In summary, this study’s strengths include its within-subject, graded evaluation of AFO dorsiflexion angles and the use of a validated three-dimensional gait analysis system, which together provide concrete clinical suggestions for AFO tuning. The main weaknesses are the treadmill-only design, the absence of kinetic and EMG data, and the relatively young and mildly impaired cohort, which limit the generalizability of the findings. Future research should validate these findings in more diverse settings.
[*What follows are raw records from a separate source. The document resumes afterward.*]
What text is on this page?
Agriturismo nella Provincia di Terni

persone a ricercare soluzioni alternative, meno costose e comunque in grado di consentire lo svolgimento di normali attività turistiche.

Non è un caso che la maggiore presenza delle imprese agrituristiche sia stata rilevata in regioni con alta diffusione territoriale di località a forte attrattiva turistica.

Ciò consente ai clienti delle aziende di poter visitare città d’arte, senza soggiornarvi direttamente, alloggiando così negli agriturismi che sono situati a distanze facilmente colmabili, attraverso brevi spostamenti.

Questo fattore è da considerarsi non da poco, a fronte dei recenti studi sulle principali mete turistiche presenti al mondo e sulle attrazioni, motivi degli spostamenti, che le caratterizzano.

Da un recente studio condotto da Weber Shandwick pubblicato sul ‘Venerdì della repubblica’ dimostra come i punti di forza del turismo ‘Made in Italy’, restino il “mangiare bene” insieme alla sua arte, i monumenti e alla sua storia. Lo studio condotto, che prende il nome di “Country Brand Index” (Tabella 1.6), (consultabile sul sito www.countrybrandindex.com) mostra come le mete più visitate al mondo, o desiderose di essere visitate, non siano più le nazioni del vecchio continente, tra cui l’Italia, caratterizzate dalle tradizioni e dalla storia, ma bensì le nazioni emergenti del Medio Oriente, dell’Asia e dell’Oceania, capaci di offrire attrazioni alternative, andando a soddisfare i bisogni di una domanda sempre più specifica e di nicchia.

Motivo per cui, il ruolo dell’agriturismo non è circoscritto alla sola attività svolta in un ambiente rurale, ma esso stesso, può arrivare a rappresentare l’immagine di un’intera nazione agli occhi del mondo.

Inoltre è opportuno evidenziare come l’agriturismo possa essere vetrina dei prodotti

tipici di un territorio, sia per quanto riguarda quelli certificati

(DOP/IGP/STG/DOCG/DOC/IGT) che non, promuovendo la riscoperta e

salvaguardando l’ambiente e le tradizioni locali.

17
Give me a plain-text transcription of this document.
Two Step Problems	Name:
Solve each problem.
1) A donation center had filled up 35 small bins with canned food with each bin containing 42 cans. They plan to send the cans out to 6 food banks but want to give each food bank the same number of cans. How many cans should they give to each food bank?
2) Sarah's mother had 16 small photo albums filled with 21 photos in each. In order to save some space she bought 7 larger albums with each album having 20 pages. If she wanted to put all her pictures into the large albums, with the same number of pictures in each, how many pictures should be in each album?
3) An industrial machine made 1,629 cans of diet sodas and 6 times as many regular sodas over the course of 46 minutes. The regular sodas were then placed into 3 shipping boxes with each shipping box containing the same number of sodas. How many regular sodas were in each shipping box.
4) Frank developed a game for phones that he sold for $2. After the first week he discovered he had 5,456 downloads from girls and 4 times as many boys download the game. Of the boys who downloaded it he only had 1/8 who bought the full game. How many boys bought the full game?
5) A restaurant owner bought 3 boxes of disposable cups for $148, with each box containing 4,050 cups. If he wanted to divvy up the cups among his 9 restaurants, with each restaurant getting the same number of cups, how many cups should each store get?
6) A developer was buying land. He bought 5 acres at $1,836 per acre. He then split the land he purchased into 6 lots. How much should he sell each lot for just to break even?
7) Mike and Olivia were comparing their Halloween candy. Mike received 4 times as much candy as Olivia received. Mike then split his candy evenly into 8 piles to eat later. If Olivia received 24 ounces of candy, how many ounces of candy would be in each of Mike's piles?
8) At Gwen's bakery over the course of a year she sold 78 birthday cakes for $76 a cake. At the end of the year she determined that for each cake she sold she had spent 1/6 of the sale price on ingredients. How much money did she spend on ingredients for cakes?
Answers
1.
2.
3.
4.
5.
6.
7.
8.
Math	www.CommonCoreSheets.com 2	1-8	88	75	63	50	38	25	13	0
Furthermore, the analytical approach could be extended to other daily activities, such as sit-to-stand transitions, toileting, and stair climbing, or even to culturally specific movements now being captured in open-access motion analysis databases [36].

5. Conclusions

This study demonstrated that increasing the AFO dorsiflexion angle altered gait kinematics, particularly by improving toe clearance strategies for individuals with hemiparetic stroke without affecting overall gait speed or stride length. These findings suggest that careful adjustment of AFO dorsiflexion angles can enhance gait efficiency and should be considered a part of individualized rehabilitation planning for individuals with hemiparetic stroke.